Quel 23 settembre (era domenica), in un sottopasso della stazione Saronno sud (Varese), stava solo fingendo di avere una pistola in tasca. E a 22 anni, di fronte a una ragazza appena 16enne, ha avuto gioco facile. Quando però, dopo lo stupro e, trascorsi due mesi e mezzo, era probabilmente ormai convinto di averla fatta franca, ieri all'alba nell'abitazione comasca di Rovello Porro dove abita lo zio e lui dorme saltuariamente, si è trovato davanti i carabinieri della compagnia di Saronno. Che accusandolo di violenza sessuale aggravata, lo hanno portato in stato di fermo in carcere a Busto Arsizio.
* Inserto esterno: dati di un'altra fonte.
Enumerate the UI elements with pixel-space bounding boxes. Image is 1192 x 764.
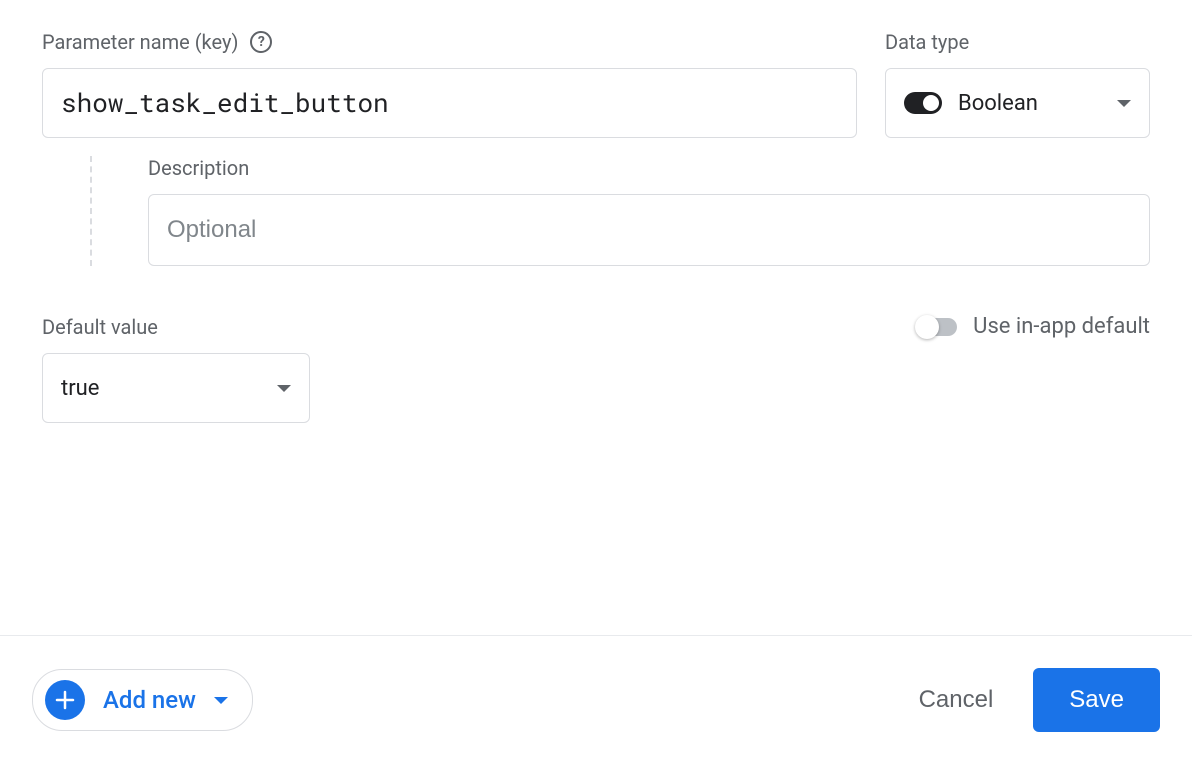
description-label: Description <box>148 156 1150 180</box>
save-button[interactable]: Save <box>1033 668 1160 732</box>
description-column: Description <box>148 156 1150 266</box>
add-new-button[interactable]: Add new <box>32 669 253 731</box>
data-type-label-text: Data type <box>885 30 969 54</box>
use-inapp-default-toggle[interactable]: Use in-app default <box>917 314 1150 339</box>
default-value-label-text: Default value <box>42 315 158 339</box>
chevron-down-icon <box>1117 100 1131 107</box>
data-type-value: Boolean <box>958 91 1101 116</box>
default-value-text: true <box>61 376 261 401</box>
parameter-name-label-text: Parameter name (key) <box>42 30 238 54</box>
chevron-down-icon <box>277 385 291 392</box>
footer-actions: Cancel Save <box>919 668 1160 732</box>
default-value-row: Default value Use in-app default <box>42 314 1150 339</box>
chevron-down-icon <box>214 697 228 704</box>
data-type-label: Data type <box>885 30 1150 54</box>
switch-track <box>917 318 957 336</box>
add-new-label: Add new <box>103 686 196 714</box>
parameter-name-input[interactable] <box>42 68 857 138</box>
boolean-icon <box>904 92 942 114</box>
default-value-select[interactable]: true <box>42 353 310 423</box>
parameter-name-column: Parameter name (key) ? <box>42 30 857 138</box>
top-row: Parameter name (key) ? Data type Boolean <box>42 30 1150 138</box>
data-type-select[interactable]: Boolean <box>885 68 1150 138</box>
parameter-name-label: Parameter name (key) ? <box>42 30 857 54</box>
description-input[interactable] <box>148 194 1150 266</box>
description-label-text: Description <box>148 156 249 180</box>
use-inapp-default-label: Use in-app default <box>973 314 1150 339</box>
plus-icon <box>45 680 85 720</box>
parameter-form: Parameter name (key) ? Data type Boolean… <box>0 0 1192 423</box>
help-icon[interactable]: ? <box>250 31 272 53</box>
footer-bar: Add new Cancel Save <box>0 635 1192 764</box>
tree-connector <box>90 156 140 266</box>
default-value-label: Default value <box>42 315 158 339</box>
data-type-column: Data type Boolean <box>885 30 1150 138</box>
switch-knob <box>915 315 939 339</box>
cancel-button[interactable]: Cancel <box>919 686 994 714</box>
description-row: Description <box>42 156 1150 266</box>
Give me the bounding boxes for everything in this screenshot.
Ragazzo non particolarmente sveglio Domenico Z. O solo superficiale, ammesso che i due epiteti in questa particolare situazione non abbiano fin troppo in comune. È incomprensibile infatti come abbia solo potuto non riflettere sul fatto che prima o poi, con l'accentuazione dei sistemi di videosorveglianza negli scali ferroviari, un tipo come lui, che ha abusato di una minorenne, non sarebbe stato riconosciuto e successivamente individuato. E inoltre che lei stessa, la vittima, a sua volta non lo avrebbe descritto con dettagli circostanziati («ha messo da parte la paura e ha agito con grande coraggio» hanno detto i carabinieri, ndr) agli investigatori, peraltro particolarmente scrupolosi e pronti a indagini serrate in casi come questi. I militari di Saronno infatti, oltre a visionare centinaia e centinaia di filmati e a concentrarsi su tutti gli album fotografici di giovani che, come Domenico Z., non solo hanno precedenti di polizia per minacce, ma anche per danneggiamenti proprio a bordo di treni, oltre ad avvalersi dell'aiuto e del rinforzo investigativo di altri colleghi, quelli milanesi della stazione di Solaro, hanno anche immediatamente cercato di rintracciare e repertare delle tracce biologiche affidandosi ai Ris di Parma.

Così sono state prima le immagini delle telecamere e subito dopo il Dna, a tradire questo giovane di origini brindisine. Gli spezzoni dei filmati delle telecamere hanno immortalato il ragazzo che, sin dalla stazione ferroviaria brianzola di Ceriano Laghetto, stava seguendo la 16enne ed era quindi salito dopo di lei sul treno con una bicicletta. L'aveva poi avvicinata. E non aveva nemmeno tentato di non dare troppo nell'occhio. Al punto che era riuscito ad attirare l'attenzione di altri due passeggeri che - accortisi che la ragazza, scesa dal treno, sembrava pronunciare la parola «aiuto» a fior di labbra - avevano telefonato al 112. Nel frattempo però il 22enne l'aveva già costretta a scendere alla stazione di Saronno sud. E sempre tenendo la mano in tasca dove, mentre le sibilava in un orecchio, «guarda che ho una pistola», l'aveva obbligata a raggiungere il sottopasso.

Il profilo genetico di Domenico Z., confrontato con migliaia di altri in banca dati, è stato isolato grazie a una impronta trovata sia su una parete del sottopasso nel punto in cui c'è stato l'abuso, che su un maniglione antipanico.